Non sono state addotte ragioni per discostarsi dalle conclusioni del CTU, se non
una riferita, dal convenuto, eccessiva quantificazione del costo di detti
interventi. Questo rilievo è però formulato in termini generici, sicchè finisce per
contrapporre alla valutazione del CTU quella della parte, non offrendo elementi
per disattendere la prima. Tenuto conto che dalla data di espletamento della
CTU non sono intervenute significative variazioni nel costo della vita, il danno
quantificato nella CTU può essere ritenuto ancora attuale.

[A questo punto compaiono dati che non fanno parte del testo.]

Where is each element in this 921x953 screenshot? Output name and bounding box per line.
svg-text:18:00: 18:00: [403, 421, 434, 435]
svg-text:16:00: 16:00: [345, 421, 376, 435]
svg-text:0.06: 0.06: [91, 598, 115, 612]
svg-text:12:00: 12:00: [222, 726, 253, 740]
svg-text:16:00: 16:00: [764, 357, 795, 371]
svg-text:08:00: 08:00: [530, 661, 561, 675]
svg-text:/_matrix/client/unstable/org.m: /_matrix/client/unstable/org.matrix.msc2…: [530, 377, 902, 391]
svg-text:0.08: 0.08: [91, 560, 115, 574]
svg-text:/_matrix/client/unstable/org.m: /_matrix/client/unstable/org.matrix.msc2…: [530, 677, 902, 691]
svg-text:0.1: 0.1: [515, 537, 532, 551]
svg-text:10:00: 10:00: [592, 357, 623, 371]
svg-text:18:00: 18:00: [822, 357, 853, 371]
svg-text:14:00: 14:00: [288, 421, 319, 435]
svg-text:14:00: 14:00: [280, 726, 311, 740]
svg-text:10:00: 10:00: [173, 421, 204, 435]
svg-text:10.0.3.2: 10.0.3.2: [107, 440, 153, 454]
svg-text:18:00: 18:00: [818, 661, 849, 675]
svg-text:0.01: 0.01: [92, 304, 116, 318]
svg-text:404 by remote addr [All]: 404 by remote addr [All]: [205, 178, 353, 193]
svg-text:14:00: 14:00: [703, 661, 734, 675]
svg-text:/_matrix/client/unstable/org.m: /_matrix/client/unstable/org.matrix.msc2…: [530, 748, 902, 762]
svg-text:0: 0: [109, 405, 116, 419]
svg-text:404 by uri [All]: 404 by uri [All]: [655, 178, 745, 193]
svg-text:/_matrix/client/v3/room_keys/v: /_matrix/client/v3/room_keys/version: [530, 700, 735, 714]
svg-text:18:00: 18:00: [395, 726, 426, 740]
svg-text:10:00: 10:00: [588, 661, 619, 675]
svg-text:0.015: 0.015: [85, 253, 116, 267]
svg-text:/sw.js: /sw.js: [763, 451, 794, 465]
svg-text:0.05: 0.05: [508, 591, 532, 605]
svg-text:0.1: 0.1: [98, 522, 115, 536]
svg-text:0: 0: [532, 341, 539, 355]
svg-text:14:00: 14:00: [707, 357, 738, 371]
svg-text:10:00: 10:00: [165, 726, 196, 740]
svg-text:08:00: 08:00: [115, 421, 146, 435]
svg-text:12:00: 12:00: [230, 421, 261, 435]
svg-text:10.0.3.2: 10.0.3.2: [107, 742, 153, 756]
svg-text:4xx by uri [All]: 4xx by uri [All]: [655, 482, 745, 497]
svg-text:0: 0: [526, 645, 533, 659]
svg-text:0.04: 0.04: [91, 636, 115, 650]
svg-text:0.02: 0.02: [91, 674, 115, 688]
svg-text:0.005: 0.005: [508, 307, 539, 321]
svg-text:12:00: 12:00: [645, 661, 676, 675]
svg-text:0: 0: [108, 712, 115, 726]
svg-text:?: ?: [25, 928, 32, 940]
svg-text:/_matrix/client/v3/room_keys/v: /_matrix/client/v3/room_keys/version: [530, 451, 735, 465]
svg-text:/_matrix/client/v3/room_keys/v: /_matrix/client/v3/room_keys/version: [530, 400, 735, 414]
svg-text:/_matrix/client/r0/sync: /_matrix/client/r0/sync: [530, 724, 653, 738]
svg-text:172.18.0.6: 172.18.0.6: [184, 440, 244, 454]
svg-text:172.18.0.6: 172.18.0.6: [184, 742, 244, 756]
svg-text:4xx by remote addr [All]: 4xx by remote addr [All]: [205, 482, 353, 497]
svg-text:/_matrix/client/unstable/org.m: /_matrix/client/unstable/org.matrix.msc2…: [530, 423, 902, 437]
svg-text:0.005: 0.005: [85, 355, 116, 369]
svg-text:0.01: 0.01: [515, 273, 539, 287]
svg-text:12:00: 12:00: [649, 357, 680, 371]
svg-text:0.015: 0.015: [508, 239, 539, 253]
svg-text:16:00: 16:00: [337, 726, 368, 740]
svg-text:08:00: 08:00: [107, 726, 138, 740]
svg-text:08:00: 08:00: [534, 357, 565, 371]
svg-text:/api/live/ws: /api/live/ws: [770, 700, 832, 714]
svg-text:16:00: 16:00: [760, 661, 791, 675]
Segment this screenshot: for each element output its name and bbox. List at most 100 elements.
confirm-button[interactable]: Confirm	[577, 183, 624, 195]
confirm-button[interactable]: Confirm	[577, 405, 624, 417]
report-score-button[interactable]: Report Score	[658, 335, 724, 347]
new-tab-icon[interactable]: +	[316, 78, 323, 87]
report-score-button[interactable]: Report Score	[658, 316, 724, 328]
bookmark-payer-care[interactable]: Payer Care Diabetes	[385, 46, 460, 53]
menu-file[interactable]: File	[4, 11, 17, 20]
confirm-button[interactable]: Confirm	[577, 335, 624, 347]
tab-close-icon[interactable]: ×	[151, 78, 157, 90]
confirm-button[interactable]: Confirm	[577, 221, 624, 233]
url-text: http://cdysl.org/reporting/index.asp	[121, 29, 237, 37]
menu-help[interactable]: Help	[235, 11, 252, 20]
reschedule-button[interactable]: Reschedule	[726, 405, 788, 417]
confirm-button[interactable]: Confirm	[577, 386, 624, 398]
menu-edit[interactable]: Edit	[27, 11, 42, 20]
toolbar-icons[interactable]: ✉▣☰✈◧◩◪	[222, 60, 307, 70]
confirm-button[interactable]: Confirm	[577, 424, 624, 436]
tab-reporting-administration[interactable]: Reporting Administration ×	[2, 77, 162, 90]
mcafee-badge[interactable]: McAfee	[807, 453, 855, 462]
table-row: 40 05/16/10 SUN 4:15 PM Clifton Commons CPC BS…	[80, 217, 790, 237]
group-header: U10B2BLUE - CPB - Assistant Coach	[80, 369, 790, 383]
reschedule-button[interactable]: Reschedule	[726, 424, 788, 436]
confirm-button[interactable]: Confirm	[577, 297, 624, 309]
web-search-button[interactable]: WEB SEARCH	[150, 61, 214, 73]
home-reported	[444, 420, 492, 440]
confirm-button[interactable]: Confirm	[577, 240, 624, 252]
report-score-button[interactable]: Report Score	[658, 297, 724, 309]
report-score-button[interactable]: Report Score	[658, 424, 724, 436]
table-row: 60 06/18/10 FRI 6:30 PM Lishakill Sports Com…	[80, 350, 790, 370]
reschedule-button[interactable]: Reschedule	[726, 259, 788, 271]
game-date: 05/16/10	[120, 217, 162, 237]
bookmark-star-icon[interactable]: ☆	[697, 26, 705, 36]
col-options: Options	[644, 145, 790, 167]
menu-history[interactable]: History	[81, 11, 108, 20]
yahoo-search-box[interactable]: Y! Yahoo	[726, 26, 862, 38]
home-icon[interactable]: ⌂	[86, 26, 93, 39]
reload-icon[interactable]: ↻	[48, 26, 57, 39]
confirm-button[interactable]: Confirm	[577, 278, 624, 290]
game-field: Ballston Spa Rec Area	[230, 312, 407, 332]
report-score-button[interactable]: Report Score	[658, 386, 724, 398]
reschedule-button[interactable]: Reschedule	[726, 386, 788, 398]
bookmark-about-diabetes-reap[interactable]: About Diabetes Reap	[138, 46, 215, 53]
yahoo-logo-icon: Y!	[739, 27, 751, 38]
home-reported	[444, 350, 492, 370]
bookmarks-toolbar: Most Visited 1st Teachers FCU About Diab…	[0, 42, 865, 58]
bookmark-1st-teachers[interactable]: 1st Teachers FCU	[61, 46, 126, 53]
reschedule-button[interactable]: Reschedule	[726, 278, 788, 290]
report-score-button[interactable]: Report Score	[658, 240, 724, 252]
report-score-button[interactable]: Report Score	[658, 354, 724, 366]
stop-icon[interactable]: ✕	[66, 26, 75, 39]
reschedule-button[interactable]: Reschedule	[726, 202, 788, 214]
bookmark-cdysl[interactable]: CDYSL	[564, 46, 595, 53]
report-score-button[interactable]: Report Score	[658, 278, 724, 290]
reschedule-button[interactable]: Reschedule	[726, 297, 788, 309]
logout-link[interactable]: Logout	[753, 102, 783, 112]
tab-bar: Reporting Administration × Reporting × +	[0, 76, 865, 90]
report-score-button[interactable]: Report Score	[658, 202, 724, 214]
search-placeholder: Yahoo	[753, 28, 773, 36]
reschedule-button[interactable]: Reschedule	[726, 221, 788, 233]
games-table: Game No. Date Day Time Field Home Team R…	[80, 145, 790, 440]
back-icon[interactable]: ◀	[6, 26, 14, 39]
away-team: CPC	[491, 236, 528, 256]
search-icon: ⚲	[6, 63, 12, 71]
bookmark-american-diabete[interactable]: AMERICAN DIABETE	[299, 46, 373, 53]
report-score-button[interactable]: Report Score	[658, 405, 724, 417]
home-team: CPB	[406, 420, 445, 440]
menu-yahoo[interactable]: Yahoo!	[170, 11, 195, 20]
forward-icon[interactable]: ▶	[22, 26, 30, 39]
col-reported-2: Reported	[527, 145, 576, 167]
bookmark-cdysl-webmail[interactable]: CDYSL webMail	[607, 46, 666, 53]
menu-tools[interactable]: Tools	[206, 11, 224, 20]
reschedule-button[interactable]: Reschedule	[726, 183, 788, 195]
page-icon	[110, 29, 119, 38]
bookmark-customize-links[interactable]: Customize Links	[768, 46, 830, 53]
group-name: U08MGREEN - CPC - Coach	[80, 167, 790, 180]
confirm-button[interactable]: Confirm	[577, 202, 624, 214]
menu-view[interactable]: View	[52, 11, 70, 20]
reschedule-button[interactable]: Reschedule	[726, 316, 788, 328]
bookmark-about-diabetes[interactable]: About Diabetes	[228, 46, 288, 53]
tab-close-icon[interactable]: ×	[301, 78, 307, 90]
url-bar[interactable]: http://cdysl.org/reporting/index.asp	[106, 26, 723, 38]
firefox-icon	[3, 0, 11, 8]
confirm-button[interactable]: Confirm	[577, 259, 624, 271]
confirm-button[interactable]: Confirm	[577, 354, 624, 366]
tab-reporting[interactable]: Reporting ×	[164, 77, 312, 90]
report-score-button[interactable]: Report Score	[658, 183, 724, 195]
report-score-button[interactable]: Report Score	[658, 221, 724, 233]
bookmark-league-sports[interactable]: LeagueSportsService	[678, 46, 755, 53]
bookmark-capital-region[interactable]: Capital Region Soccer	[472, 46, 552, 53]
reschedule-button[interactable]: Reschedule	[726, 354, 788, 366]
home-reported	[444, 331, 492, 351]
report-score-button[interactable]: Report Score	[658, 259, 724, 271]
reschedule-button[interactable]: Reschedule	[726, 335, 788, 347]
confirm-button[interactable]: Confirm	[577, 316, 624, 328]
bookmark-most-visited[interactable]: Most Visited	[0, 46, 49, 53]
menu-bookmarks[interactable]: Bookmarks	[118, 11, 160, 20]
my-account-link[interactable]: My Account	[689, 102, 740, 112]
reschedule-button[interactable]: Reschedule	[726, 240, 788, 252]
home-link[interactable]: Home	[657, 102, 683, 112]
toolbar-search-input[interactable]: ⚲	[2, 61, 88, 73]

Nessuna prova è stata offerta degli altri danni, genericamente allegati a pag. 3,
righi 21-24 della citazione.
Pertanto, la domanda riconvenzionale merita accoglimento nei limiti della
quantificazione operata dal CTU del costo degli interventi di eliminazione dei
vizi.
La parziale soccombenza reciproca giustifica la compensazione delle spese di
lite nella misura di due terzi. Per il resto fanno carico alla parte opponente che
è la soccombente prevalente e sono liquidate nella misura indicata in
dispositivo.
Le spese di CTU sono poste in via definitiva per due terzi a carico
dell'opponente e per un terzo a carico dell'opposto.
p.q.m.
Il tribunale di Lucca, definitivamente decidendo, così provvede: respinge
l'opposizione; accoglie la domanda riconvenzionale nei limiti della motivazione
e, per l'effetto, condanna Dxxx in favore di xxxx a titolo di risarcimento danni,
la somma di € 3.000,00; condanna xxxxx a pagare in xxxx. le spese di lite che
si liquidano in € 912,66 per compenso professionale e in € 15,03 per spese
vive, oltre rimborso spese generali (15%) ed accessori di legge (IVA e CAP, se
dovuti); pone le spese di CTU in via definitiva per due terzi a carico
dell'opponente e per un terzo a carico dell'opposto.